I've been crying all day and im sick of it. Mitch is about to go back to jail. Hes my best friend and yeah carl gets jelouse and doesnt like it when me and mitch are together but he can't hold us back becuase hes my brother. More of a brother than ryan will ever be to me. We get in our fights but withen 5 minutes we will get over it. Lindsey is going to JDC for two weeks so thats not to bad but shes really depressed and freaking out about court today. So this post is for mitch. Here goes:

You where the one that was there when i gave birth to Zaida, Carl, her dad, wasn't even there. You let me hold your hand even though it hurt, even though your hand was broken but we laughed becuase we where in such a great place for you to have a broken hand.

Where would i be without you bro? The times you took me in when i was kicked out of the house. When you had to help me snick back in to grab things for Zaida. You accepted me when no one else would. You said words that didn't make a sound but i trusted them becuase your eyes had trust in them. These words always make way to much sence.

You are my newest project and im dedicated to you. I'm helping you get on your feet, if the court new this you wouldn't have to go. I was there when you feet where so tired of being stood apon and you had to lay down. I doctored your cuts and the mucus filled blisters on them wile you slept wile you couldn't take what the world gave you. I was there to help you take baby steps back outside once you heeled. I don't do that to everyone if they have no hope but i see it in your eyes. I wish you wouldn't take this gift for granted but i always forgive you.

I loved the times when you would wrap your arms around me at night. I didn't even need a blanket for comfort your arms where enough. You arms filled me with as much protection as a human can hold. I would pretend to be asleep so that you would relax and when you fell asleep i would touch your 'grandpa' hands. They always showed what you had been threw in the past. I know your past from your hands and you never even had to say a word of it.

I always wanted to tell you that i was yours for the taking. I knew i wasnt beautiful enough or what you where looking for but i always tried. Always making my good quilities stand out so maybe you would forget the bad. I hid my uglyness and dirt so maybe you would see me. You always saw me and i had to relize that we are not ment to be that i am your little sister and you love me to much to hurt me the way relationships do.

I remember being in my car. We are always in my car. The way i would make you think about life in a whole knew way and you hated the affect i had on you so you would threaten to jump out. But i think you relized that all you wanted to do was spread your wings.
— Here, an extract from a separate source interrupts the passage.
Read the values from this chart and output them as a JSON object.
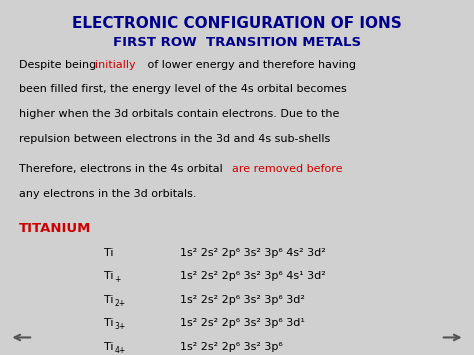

The way we sat infront of your moms trailer in my car when things got to bad but we had no where to go. We pretneded we where getting somewhere but we never did. We listeaned to music and smoked ciggerrets and talked about family pasts and making it threw the future. The way you would listean to me when i went into rants about girl rights and the jokes we made about me blowing up a texas football game. We laughed till we where in tears. We talked till we didnt know if we where really two diffrent people or if we where one attached by the mind.

We have rules to our friendship that are unsaid. Understandments that we never mentioned. When i hired you as my best friend and you laughed and said you had applied a long time ago. We laughed and hugged and i didnt ever want to let go becuase i knew deep down that someone would take you away and i never thought it would be the court. I think i lost a peice of me in you that night. I think i left it in your arms.

You are always the one thats there when the weight of the world has fallen on me and i cant get up. Your the first one to grab a shovel and start working on me. Just enough so that i can stand again and you let me cry becuase you know how hard it is for me to make it threw day by day not knowing if ill be able to walk the next morning.

I will always hate the way you make me smile. The way you dig your head under my arm and start crawling in my lap but you forget that you are to big. the way you poke at my sides till i laugh. I hate it all but somehow it works. And when i say i hate you you say you love me and hug me even though im punching you becuase you know i would never acctually hurt you. And how when we acctually do get mad we sit and wait for the street light to turn green till then we are passing my last cig back and forth taking long slow drags and before the light ever turns green we have already forgotten why we where fighting.

How when i want something i cling around your leg and you walk around the house without saying a word to me pretneding im not there but i see the smile on your face even though im not looking and im clinging and i dont ever want to let go but i know i have to once you give into me. You try to act mad but then i jump in your lap like a puppy and you have to laugh becuase im so excited about what ever you gave in to.

I love you Mitcheal Drymon and even though ill be 30 when you get out Zaida will know all about you, she will know that your her uncle that you went threw as much pain as i did to get her out of my body.

The only think i want for my birthday is for you not to be in jail and im praying every night that you wont go. If your there on the 27th for me. This will be the best birthday i have ever had.

I guess i should stop now becuase my tears have blured my eyes. I'll die without you Mitchy D.